# [R] Generating a vector for breaks in a histogram

M. Edward Borasky znmeb at aracnet.com
Sun Jul 6 05:39:33 CEST 2003

Well ... In my own recent example, it was plotting the raw data as a
histogram that finally directed me to the "truth" of what the data had to
say. As you may recall, the dataset was inter-arrival times of calls to a
computer routine, known only from timestamps truncated (not rounded) to the
nearest second. I started with kernel density (sm.density, with the default
parameters, to be precise) and was unsatisfied with the result. Yesterday,
when I plotted the raw counts (how many values were 0, how many 1, etc.) as
a histogram, I was struck by two things:

1. There really are only two peaks -- the "stuff" in between them is, for
the purpose of business decisions, irrelevant.

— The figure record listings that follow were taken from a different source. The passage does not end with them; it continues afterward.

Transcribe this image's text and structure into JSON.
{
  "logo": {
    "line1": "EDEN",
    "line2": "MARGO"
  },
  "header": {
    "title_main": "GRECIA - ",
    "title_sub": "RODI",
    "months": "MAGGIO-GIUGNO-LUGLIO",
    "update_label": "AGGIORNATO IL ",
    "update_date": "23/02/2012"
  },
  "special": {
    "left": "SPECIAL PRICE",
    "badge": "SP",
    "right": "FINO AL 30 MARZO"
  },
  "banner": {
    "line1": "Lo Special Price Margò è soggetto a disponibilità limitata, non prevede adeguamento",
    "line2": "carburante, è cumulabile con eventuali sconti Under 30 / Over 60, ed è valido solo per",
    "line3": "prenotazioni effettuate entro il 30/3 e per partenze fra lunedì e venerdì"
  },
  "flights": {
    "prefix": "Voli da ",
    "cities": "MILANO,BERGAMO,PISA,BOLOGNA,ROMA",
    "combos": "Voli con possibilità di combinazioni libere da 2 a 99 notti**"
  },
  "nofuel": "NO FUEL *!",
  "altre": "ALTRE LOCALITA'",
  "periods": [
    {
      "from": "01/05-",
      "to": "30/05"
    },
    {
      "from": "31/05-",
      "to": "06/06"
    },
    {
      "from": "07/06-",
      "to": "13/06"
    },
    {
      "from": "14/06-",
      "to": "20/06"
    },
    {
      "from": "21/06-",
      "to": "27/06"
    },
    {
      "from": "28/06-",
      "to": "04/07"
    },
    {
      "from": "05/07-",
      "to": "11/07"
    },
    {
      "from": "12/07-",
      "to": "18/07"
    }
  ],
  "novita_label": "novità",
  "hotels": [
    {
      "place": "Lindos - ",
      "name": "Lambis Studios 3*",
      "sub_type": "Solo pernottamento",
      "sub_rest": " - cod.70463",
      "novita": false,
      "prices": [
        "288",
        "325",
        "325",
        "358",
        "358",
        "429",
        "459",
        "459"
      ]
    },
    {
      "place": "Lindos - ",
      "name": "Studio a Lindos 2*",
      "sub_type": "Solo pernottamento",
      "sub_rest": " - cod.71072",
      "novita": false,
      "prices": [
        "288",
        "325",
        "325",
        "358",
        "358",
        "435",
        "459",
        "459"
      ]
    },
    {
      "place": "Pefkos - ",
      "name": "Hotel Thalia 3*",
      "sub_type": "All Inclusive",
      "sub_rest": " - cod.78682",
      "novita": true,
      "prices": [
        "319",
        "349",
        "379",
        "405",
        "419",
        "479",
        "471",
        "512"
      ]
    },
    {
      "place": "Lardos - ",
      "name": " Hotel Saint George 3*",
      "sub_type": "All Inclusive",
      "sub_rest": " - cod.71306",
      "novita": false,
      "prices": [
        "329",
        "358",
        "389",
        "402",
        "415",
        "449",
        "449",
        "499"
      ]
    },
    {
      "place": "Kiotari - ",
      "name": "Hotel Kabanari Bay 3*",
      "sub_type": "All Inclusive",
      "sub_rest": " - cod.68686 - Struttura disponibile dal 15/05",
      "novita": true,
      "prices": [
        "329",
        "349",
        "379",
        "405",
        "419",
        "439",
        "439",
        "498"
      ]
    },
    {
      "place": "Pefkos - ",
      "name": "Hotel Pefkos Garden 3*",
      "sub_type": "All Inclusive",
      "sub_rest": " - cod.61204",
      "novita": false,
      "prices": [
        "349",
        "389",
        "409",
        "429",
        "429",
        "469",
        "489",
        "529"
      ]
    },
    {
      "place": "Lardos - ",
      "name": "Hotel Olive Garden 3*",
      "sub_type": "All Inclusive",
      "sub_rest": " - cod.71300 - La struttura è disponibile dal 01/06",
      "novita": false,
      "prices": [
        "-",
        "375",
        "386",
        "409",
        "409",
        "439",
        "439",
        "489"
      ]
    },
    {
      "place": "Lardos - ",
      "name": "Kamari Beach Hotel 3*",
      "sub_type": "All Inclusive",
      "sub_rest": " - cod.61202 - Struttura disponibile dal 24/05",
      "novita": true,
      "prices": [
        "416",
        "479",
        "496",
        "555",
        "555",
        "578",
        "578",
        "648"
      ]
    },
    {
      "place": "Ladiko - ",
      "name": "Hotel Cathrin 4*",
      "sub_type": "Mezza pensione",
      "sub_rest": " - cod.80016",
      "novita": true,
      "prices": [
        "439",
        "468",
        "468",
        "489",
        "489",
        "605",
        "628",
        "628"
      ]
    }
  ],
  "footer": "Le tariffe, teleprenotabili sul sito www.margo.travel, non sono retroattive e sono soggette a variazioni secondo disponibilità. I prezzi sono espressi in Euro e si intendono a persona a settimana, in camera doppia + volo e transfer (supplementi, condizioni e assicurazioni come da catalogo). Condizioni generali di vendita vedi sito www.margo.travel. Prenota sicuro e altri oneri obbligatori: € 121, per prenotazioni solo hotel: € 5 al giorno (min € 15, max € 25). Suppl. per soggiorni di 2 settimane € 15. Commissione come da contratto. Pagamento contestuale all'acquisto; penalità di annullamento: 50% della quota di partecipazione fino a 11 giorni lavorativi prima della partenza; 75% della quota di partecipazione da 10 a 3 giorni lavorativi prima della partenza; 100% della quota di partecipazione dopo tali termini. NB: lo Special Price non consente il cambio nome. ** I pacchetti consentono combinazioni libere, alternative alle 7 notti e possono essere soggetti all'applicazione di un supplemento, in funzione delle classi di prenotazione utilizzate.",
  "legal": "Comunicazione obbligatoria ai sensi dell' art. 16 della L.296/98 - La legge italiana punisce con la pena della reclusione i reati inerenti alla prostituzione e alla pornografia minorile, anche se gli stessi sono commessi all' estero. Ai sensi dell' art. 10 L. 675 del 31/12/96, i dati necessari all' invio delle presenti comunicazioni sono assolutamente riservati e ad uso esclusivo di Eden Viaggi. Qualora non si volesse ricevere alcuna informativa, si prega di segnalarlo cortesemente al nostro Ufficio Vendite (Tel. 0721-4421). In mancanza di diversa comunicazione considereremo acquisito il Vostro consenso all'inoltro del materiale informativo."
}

2. The inter-arrival time value "0" in such a dataset represents all the
values that are greater than or equal to zero and *less than 1*, and so on.
There is a natural "histogramming" going on via the timestamp truncation,
which implies to me that the *midpoint* of the "bin" -- say, for the 0
values, 0.5 -- is the "natural" value to choose for the "x-axis" in the
absence of any better information. This also rather neatly disposes of the
issue of zero-valued inter-arrival times. :)

Are the "old ways" best? Maybe not. Can I make reasonable business decisions
without histograms? I'm not convinced that's the case; it certainly wasn't
the case this time.

Finally, while I've never been fortunate enough to use S, the existence of R
has caused a revolution in the way I do the analysis of computer performance
data. Before R came along, the only tools I had available were Excel,
Minitab, and any special-purpose code I was willing to write to accomplish
tasks not in the vocabulary of Excel or Minitab. For example, it's
difficult, though not impossible, to do a non-linear regression or kernel
density estimation with either tool. In R, they're one-liners. If there was
a Nobel Prize for scientific software, I'd nominate R and its creators. (Of
course, there *is* a Nobel in Economics.) :)
--

> -----Original Message-----
> Things have moved on since the ASH work too, but I would
> agree that density estimation is often a better way than
> histograms.  However, close
> to state-of-the-art density estimation is built into R
> (?density) and packages `polspline', `KernSmooth' and `sm'
> are also much more advanced
> than `ash'.
>
> It was the advent of enough computing power that changed
> this, and the S
> language has been in the forefront of making the state of the art
> available.  You'll see that MASS (the book) covers histograms and
> alternatives in its chapter on Univariate Distributions, and
> it has since
> its 1994 first edition (when did you go to `school'?)